Un sourire. C’est de cette façon que Daniel remercie la passante qui vient de lui donner une pièce de 2 $.

L’homme de 50 ans à la barbiche blanche et à la casquette passe une
bonne partie de la journée dans la station de métro McGill à quêter.
Petit détail : il est handicapé physique et mental et est en chaise
roulante.

Les personnes handicapées qui mendient ne sont pas monnaie courante. Il
est d’ailleurs difficile de brosser un portrait de cette population.
Certains vivent dans la rue et d’autres ont un toit.

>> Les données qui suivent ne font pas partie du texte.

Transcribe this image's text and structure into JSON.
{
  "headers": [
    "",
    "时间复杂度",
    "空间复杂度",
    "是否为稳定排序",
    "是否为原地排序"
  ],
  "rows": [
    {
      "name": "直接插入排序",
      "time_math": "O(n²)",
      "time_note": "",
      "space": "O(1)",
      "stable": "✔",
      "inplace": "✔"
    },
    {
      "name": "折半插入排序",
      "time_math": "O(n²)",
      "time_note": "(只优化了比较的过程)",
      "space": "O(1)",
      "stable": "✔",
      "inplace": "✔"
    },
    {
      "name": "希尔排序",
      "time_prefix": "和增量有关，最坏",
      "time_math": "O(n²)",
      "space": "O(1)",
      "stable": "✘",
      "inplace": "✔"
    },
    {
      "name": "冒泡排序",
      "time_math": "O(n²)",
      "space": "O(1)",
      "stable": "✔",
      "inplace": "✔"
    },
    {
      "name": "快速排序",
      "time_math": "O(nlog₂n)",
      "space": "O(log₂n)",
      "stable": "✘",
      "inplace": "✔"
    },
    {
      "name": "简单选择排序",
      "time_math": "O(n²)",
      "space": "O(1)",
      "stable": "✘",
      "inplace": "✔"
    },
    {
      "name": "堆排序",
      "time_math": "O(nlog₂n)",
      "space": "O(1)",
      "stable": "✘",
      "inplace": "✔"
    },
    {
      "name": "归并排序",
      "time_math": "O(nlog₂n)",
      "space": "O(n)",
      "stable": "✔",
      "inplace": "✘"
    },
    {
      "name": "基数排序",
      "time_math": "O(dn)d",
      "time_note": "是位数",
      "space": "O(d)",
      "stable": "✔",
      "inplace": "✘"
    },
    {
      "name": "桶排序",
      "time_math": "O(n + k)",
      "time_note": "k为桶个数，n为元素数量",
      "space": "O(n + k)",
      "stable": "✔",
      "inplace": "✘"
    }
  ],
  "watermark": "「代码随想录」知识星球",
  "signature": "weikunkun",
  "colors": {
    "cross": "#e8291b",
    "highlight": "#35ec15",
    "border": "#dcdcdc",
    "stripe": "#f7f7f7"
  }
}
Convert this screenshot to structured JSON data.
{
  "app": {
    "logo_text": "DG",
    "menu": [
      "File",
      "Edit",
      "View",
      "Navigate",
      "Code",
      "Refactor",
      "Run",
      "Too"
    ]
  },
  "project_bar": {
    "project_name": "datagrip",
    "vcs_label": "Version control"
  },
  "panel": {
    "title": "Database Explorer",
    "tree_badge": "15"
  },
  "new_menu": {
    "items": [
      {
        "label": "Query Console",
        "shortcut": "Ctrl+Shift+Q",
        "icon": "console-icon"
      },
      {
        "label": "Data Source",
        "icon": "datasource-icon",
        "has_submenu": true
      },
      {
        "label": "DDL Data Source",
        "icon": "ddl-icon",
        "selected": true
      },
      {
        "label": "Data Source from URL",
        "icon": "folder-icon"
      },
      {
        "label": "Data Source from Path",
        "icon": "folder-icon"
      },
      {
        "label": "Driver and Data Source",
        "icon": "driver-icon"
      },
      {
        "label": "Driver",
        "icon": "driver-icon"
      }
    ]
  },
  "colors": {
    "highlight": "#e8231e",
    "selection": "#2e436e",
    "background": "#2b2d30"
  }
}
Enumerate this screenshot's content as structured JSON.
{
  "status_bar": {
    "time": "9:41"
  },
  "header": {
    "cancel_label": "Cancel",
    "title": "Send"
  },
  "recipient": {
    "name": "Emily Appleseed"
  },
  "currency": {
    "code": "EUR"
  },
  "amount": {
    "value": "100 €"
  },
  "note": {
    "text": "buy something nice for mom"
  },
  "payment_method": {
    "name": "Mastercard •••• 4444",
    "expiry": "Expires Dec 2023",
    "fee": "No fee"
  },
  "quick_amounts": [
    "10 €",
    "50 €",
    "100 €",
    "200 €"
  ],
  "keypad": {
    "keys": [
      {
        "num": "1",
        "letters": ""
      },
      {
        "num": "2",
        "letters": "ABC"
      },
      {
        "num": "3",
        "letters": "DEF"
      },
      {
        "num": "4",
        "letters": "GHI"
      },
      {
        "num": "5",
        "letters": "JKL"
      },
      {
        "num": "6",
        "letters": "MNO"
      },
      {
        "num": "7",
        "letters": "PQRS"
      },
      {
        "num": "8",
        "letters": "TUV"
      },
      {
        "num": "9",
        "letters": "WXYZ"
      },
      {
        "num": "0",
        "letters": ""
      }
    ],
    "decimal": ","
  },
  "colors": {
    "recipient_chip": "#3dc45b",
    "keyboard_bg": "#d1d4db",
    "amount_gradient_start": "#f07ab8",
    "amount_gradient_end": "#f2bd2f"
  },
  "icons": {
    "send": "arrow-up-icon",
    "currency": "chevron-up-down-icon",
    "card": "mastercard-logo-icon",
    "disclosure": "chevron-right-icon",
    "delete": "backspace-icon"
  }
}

C’est le cas de Daniel qui vit avec son père de 70 ans. C’est lui qui
vient le porter en métro et par les escaliers roulants sur son «lieu de
travail».


Plus dépendants, mais plus réceptifs

Même si Daniel a un toit sur la tête, il répond parfois aux questions
des travailleurs de rue qui s’assurent de son confort. «Ils me
demandent si j’ai un endroit où coucher», explique-t-il en pointant les
lettres sur son tableau qui l’aide à communiquer.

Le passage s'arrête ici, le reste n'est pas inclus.